I am trying to do my assignment. I think that I am really close to solving it, but I can't do it.. I've been trying to do it for last several hours.

What I am trying to do: I have a string and a char. I am trying to implement the binary search to look for a char, but it doesn't return the value that I want. Well it is correct, but I want this code to return 5 instead of 4.

This is my code, can You help me to solve it? There is no sort method, because I didn't want the code in here to be super long, but please assume that sorting method sorts correctly. If you'd like to see the sorting method then I am able to upload it for you.

I would appreciate any kind of help, because I've spent way to much time for it.. :/.

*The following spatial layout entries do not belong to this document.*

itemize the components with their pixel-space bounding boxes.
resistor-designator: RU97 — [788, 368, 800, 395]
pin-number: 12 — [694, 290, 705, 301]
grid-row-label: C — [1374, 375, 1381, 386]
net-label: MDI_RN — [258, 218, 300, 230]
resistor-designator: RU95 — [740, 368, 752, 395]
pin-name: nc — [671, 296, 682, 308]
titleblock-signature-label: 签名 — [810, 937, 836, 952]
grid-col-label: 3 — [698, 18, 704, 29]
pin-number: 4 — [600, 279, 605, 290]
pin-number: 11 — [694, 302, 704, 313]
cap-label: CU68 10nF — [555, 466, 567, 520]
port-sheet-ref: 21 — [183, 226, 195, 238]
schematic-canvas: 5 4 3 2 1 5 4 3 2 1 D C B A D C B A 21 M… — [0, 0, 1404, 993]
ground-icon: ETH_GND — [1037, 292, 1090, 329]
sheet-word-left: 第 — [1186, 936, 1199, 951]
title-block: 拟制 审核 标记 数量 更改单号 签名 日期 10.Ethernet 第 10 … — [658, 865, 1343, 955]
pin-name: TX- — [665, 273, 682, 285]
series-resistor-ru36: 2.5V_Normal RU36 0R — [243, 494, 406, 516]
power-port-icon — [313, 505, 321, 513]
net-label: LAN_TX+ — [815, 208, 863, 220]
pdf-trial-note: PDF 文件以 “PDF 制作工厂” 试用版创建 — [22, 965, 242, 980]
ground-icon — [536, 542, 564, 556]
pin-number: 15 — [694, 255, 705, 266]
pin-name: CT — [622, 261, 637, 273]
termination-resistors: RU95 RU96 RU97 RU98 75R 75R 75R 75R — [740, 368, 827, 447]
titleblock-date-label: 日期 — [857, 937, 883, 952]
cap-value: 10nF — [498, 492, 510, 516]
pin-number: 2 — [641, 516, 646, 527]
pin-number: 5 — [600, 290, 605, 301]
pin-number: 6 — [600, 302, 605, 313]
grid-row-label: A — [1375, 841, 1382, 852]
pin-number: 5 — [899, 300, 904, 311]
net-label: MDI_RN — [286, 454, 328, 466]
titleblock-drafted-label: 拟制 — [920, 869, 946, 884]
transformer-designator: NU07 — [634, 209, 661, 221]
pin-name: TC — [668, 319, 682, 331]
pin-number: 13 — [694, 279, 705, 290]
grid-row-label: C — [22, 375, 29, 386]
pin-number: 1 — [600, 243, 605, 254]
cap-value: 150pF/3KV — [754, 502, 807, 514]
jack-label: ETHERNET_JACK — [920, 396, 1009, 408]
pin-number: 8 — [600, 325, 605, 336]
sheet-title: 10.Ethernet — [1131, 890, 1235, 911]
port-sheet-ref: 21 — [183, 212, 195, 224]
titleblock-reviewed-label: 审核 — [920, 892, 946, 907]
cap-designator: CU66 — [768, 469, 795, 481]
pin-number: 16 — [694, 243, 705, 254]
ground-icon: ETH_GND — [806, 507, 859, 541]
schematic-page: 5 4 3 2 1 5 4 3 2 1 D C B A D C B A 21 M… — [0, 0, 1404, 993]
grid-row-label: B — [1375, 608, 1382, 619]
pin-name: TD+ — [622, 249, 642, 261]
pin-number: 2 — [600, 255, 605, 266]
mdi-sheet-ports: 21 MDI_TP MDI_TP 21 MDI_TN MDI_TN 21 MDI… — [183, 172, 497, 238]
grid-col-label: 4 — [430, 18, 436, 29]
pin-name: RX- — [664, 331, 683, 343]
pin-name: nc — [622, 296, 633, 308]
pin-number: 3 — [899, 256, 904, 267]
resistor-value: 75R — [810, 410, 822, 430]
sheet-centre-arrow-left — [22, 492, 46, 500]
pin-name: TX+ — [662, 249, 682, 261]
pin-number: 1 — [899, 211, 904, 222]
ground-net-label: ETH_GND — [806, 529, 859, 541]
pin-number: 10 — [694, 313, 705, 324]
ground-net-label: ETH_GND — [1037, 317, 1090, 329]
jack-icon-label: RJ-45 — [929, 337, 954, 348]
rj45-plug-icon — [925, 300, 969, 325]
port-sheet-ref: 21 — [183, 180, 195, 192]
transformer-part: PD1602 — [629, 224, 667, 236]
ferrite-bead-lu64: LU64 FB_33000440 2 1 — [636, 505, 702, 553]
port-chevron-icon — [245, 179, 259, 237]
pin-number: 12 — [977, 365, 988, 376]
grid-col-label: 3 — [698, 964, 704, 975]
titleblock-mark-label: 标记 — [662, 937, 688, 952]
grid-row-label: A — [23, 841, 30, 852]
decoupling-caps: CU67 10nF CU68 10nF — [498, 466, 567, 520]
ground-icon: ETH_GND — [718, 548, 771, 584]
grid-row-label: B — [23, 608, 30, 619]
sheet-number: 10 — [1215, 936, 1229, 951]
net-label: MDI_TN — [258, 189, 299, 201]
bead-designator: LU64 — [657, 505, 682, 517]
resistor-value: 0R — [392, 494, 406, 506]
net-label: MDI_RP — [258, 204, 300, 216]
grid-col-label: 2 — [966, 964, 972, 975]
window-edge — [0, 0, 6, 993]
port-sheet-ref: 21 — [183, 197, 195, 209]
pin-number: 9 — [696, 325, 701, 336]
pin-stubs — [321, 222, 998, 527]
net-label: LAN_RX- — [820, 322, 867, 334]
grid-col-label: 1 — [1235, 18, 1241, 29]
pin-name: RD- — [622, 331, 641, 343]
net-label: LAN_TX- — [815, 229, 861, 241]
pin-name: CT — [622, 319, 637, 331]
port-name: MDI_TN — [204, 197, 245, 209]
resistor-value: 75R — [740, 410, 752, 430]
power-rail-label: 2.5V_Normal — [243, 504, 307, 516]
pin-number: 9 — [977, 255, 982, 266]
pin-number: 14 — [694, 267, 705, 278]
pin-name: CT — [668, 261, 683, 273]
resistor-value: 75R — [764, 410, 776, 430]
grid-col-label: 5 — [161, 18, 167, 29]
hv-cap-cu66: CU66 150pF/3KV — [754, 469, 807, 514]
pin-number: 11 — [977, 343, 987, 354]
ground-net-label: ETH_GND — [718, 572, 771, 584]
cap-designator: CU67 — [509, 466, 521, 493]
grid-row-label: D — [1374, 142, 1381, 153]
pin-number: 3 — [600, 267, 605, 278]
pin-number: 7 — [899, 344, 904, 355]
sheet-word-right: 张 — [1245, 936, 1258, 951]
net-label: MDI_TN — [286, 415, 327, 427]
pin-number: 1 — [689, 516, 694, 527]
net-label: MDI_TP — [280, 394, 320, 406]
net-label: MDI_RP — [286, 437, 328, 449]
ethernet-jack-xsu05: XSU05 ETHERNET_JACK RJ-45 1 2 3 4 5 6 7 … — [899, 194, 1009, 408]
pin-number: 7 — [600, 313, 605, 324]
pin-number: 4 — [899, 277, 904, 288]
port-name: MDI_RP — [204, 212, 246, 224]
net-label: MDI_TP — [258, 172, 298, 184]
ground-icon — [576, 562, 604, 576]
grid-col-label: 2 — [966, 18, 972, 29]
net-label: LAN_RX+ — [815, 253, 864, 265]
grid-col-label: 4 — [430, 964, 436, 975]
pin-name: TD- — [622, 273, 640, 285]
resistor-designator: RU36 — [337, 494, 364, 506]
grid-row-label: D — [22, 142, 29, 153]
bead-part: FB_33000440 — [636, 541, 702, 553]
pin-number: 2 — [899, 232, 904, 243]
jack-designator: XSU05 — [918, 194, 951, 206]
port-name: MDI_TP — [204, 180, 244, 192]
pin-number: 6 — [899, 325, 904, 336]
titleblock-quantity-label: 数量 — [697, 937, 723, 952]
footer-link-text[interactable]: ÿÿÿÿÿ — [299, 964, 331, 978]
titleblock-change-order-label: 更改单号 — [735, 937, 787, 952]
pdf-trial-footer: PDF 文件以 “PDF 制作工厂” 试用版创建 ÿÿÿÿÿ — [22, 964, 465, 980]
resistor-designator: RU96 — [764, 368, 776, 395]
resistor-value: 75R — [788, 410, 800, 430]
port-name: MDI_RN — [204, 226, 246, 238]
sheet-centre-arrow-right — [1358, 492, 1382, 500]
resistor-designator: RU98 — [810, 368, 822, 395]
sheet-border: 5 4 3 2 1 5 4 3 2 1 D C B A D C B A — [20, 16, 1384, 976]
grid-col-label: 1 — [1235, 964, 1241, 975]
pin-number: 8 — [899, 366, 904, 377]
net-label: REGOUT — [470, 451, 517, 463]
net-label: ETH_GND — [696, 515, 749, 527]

     public static void main(String[] args) {
         String s = "abcdefg";
         char c = 'e';
      System.out.println(findRecursiveD(s, c));

     }

     public static int binarySearch(char[] a, char c, int start, int end) {

      int mid = (start + end) / 2;
      if(a[mid] == c) 
          return mid;
      else if (a[mid] < c)
          return binarySearch(a, c, mid+1, end);

      else
       return binarySearch(a, c, start, mid);
     }

     public static int findRecursiveD(String s, char c) {
      int start = 0;
      String S = s + c;
      char[] b = S.toCharArray();
      int end = b.length;
      sort(b, 0, end);
      String A = new String(b);
      System.out.println(A);
      return binarySearch(b, c, start, end);
     }
    }

Your code is actually correct, but your concept of what the correct index is may be off. Arrays in Java are zero-indexed, which means the first element of the array actually is 0, not 1. So in the character array you provided, e is the fifth element, but that means that to access it, you would do s[4] to reference it.

If you really want to return 5 instead of 4, you should just add one to your answer.

USe this:

System.out.println(findRecursiveD(s, c) + 1);

You need to add one, because the 5th position in the string is position 4. The first position int eh string is numbered 0. 4 is the correct answer if you want the number of the position. But if you want to count starting with 1, then you need to add one.

Also, you need to terminate searching when start == end. You will run into bad problems is start+1 is greater than end, so you should test for, and avoid this situation. When start == end, then after to verify that the character at position mid (== start == end) is not c, then check for this condition and return something special, like -1, or throw an exception.

public static int binarySearch(char[] a, char c, int start, int end) {

  int mid = (start + end) / 2;
  if(a[mid] == c) {
      //now search for the 'last' character of that value
      while (mid+1<a.length && a[mid+1]==c) {
          mid++;
      }
      return mid;
  }
  else if (start==end) {
      //if no character of that value found
      return -1;
  }
  else if (a[mid] < c) {
      return binarySearch(a, c, mid+1, end);
  }
  else {
      return binarySearch(a, c, start, mid);
  }
}

And remove the statement that adds a character into the string being searched. I don't see why that overhead of adding in a value helps, and it seems like a bad coding practice to learn anyway to modify the search data before you search it.